ここタイ王国バンコク市内で交通違反をしたときには、「警察官に300バーツ(約1000円)を渡せ」と言われる。罰金? 実はこれ、れっきとした賄賂なのである。いまどきそんなものがあるのかと日本から来た人は思うだろうが、タイの賄賂文化はいまでもずっと続いている。
ところが近年、Twitter や Facebook の普及でこうした警官に賄賂を渡す映像が続々流れるようになってきた。
今回、物議を呼んでいるのは下記の動画。
シートベルトや車線変更などを理由に警察が一般車やタクシーを止めて交通違反を指摘。もちろん本当に違反したかは別の話。その後、違反チケットを切るような素振りを見せながら、警察は窓越しに300バーツほどのお金を素早く受け取るところがしっかり写っている。

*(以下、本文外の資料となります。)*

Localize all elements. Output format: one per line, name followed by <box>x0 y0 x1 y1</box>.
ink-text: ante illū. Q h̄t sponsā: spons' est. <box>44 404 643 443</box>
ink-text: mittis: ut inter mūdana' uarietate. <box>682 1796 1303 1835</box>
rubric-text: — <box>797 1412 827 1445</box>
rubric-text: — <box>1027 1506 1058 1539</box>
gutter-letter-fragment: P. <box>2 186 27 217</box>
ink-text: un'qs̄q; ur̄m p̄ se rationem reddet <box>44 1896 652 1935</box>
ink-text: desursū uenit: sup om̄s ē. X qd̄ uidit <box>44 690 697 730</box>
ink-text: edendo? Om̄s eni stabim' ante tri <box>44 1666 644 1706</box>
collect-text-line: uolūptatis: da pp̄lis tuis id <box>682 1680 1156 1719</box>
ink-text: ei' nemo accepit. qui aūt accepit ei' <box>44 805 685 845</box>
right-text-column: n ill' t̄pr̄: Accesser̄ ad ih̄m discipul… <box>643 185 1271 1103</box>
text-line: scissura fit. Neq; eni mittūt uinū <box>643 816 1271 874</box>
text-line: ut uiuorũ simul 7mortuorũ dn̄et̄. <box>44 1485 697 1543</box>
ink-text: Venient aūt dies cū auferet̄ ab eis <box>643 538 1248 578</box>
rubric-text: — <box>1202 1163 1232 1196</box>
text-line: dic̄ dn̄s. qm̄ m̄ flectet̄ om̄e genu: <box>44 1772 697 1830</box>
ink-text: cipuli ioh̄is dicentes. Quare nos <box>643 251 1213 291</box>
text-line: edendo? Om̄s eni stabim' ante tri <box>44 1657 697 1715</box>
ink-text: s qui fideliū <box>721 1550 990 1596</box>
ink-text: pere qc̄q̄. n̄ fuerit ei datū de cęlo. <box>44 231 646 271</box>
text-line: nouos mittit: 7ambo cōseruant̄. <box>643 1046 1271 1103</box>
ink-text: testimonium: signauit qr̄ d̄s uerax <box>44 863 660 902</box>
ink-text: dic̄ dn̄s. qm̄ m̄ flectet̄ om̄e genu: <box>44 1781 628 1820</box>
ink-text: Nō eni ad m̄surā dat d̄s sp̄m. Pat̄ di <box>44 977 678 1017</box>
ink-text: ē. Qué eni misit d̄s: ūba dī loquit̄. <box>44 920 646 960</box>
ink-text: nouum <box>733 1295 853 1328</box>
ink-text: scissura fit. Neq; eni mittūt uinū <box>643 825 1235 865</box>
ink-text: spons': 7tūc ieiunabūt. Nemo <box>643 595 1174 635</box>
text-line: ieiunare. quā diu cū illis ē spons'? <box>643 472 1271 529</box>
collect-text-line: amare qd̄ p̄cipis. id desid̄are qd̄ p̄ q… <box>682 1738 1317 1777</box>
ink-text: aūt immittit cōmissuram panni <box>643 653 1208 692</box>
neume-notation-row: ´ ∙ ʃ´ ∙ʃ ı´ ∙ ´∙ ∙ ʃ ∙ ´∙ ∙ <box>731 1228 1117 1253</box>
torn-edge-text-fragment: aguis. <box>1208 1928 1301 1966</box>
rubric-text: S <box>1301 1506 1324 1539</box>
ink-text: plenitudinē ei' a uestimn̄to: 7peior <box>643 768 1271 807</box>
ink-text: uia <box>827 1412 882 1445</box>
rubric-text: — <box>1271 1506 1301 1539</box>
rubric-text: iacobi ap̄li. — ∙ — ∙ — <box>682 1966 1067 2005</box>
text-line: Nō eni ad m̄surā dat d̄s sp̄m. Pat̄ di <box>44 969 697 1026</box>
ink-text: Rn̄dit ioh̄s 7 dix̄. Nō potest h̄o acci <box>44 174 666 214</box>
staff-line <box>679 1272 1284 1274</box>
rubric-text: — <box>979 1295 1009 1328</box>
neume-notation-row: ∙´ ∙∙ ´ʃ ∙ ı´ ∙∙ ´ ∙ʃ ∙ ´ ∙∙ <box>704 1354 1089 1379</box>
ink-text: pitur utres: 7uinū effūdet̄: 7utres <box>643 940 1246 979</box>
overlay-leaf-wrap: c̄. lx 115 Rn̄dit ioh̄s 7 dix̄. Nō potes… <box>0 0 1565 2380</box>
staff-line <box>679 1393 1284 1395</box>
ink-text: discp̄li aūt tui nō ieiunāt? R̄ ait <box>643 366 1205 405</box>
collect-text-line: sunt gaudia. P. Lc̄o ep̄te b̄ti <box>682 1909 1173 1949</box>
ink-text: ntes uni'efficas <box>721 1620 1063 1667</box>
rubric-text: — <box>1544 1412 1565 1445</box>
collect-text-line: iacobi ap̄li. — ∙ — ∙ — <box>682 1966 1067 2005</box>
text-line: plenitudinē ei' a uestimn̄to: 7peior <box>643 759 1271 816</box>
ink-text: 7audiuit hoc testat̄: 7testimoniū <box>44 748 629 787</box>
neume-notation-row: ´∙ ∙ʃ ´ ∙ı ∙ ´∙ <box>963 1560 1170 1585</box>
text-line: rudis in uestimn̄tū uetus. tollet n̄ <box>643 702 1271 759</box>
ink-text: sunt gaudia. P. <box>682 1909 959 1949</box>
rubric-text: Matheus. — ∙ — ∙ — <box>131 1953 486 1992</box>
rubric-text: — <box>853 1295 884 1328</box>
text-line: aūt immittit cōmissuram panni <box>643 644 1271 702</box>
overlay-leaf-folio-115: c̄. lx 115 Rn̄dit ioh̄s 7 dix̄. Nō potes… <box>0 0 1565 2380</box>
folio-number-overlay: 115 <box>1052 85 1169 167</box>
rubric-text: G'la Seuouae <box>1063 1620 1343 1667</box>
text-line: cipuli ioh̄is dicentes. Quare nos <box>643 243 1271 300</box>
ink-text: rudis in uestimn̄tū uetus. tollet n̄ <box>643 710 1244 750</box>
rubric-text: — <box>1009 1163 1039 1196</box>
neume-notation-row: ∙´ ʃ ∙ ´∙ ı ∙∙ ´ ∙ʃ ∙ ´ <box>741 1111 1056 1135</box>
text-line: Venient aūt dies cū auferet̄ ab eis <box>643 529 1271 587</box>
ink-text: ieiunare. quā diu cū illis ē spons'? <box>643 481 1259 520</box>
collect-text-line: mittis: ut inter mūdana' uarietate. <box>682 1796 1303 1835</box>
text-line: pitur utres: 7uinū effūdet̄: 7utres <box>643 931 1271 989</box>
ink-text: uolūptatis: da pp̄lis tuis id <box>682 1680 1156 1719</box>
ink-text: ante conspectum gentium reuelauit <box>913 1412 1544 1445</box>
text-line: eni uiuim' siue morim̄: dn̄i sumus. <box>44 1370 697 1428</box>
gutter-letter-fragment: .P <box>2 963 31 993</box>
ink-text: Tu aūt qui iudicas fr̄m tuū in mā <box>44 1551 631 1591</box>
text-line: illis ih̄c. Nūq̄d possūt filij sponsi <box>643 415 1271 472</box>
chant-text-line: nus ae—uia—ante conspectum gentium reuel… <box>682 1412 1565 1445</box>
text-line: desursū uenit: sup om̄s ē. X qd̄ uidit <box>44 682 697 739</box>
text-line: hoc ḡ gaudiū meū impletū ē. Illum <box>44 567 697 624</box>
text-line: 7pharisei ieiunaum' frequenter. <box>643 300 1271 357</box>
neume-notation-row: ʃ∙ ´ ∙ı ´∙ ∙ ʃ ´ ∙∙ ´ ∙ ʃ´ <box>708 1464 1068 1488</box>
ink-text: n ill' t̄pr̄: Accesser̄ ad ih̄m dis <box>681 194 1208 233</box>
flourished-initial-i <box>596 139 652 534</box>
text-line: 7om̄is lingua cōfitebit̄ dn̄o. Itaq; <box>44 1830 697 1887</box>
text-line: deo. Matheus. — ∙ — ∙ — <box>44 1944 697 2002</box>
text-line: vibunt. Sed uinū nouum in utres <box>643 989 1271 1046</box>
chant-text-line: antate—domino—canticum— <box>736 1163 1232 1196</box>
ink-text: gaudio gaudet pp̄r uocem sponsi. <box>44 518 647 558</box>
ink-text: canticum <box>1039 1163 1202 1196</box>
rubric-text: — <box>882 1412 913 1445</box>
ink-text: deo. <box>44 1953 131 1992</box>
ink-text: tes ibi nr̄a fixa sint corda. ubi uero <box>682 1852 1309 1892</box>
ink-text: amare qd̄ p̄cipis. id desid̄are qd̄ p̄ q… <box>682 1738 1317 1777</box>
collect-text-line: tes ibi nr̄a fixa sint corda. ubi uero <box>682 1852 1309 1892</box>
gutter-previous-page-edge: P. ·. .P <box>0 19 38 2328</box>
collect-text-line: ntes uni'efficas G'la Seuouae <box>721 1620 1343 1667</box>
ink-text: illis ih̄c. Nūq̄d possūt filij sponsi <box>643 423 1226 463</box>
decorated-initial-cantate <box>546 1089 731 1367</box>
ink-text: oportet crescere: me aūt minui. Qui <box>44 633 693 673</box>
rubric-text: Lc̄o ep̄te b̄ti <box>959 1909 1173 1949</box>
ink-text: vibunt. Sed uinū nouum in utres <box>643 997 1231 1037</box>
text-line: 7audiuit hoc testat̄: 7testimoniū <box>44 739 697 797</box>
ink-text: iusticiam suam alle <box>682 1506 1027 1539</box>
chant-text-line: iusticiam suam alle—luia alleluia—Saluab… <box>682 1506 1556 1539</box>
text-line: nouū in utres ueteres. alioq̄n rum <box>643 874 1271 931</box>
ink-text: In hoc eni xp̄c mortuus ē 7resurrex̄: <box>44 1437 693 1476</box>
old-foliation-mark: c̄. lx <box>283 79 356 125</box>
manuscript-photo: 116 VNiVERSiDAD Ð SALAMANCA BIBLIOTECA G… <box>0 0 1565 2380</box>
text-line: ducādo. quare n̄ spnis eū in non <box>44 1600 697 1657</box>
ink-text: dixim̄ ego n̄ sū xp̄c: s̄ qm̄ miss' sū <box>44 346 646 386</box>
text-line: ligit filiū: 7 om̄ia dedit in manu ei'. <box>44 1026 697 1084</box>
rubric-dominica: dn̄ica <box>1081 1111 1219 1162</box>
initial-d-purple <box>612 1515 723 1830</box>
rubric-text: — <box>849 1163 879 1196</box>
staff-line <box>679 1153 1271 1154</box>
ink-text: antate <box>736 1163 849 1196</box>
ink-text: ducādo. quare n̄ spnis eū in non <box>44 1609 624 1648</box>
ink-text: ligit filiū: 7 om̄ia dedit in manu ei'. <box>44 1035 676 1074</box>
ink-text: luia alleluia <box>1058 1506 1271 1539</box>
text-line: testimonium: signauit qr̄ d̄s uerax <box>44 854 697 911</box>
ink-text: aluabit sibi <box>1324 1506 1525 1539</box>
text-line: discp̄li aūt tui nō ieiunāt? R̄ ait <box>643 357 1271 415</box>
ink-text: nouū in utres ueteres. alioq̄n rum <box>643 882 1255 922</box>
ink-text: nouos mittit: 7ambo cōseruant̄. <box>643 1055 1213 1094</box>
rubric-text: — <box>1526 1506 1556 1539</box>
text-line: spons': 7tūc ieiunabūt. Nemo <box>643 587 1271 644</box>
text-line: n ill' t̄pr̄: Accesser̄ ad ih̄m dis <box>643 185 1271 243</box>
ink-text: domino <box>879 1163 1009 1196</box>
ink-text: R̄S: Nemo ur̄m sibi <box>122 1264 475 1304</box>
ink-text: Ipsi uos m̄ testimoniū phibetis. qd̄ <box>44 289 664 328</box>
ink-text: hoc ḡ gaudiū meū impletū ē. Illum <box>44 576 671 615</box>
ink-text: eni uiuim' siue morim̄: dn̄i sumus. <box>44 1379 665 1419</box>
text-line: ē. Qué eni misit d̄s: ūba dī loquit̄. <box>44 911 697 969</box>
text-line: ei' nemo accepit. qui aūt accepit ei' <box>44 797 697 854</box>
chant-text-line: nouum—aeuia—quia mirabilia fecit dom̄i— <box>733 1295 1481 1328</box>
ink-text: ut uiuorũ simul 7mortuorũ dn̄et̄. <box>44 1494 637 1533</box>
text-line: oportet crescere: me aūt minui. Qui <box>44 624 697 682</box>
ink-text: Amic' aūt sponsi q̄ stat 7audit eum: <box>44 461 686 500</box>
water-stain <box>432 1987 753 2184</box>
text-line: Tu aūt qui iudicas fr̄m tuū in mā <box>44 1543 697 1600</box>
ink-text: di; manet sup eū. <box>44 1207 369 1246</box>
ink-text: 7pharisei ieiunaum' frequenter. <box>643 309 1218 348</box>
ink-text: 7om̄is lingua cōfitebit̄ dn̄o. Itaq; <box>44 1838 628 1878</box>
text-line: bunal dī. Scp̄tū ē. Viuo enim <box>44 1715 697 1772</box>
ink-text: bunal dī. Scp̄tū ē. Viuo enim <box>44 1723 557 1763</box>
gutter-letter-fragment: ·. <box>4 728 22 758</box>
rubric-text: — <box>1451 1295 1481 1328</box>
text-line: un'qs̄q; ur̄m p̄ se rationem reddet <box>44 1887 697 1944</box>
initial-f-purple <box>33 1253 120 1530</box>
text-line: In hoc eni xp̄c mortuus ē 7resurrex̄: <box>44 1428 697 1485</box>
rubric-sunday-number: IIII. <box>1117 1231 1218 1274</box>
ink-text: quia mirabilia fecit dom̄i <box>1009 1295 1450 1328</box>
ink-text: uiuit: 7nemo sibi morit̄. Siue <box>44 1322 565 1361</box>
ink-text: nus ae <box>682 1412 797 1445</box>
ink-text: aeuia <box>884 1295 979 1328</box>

この動画に映っている警官は「警察少将」という国王任官の高等官。本来、各管轄で下士官と呼ばれる大臣任官の警察員たちを管理する重役が、個人のポケットマネーや上司への上納金としてお金集める。これは大昔からまったく変わらないタイの警察文化なのだ。
彼ら警官たちはたとえ自分たちが人身事故を起こしても、保険会社に圧力をかけ、事件をなかったコトにするとも言われる。
こうした賄賂文化のおかげでタイ人たちの規範意識もあがらず、少々の事故や違反は車を持つくらいの収入や資産があれば「はした金」ですませてしまうのが定着している。お金持ちであれば警察にたんまりと賄賂を渡すことで死亡事故すらなかったことにするのはよく知られている。昨年レッドブル創業者の孫が高級車で人を轢き殺した事故も、被害者が警官だったので明るみに出たが、市民だったら隠蔽されていただろう。警察に対する信用はもはや無いも同然だ。
このように賄賂動画がネットで出回るようになった時代でも、見てるのか見えてないのか変わらず警官は賄賂を受け取り続けている。警察だけじゃない。役所もなにもかも賄賂が横行し、賄賂なくては何も始めることもできないのは発展途上国にはよくあることなのだ。
近年、日本から進出してくる企業は増加傾向にある。潔癖症の日本人に、この国の「現実」は耐えられるだろうか。清濁あわせもてる人材を送り込めるだろうか。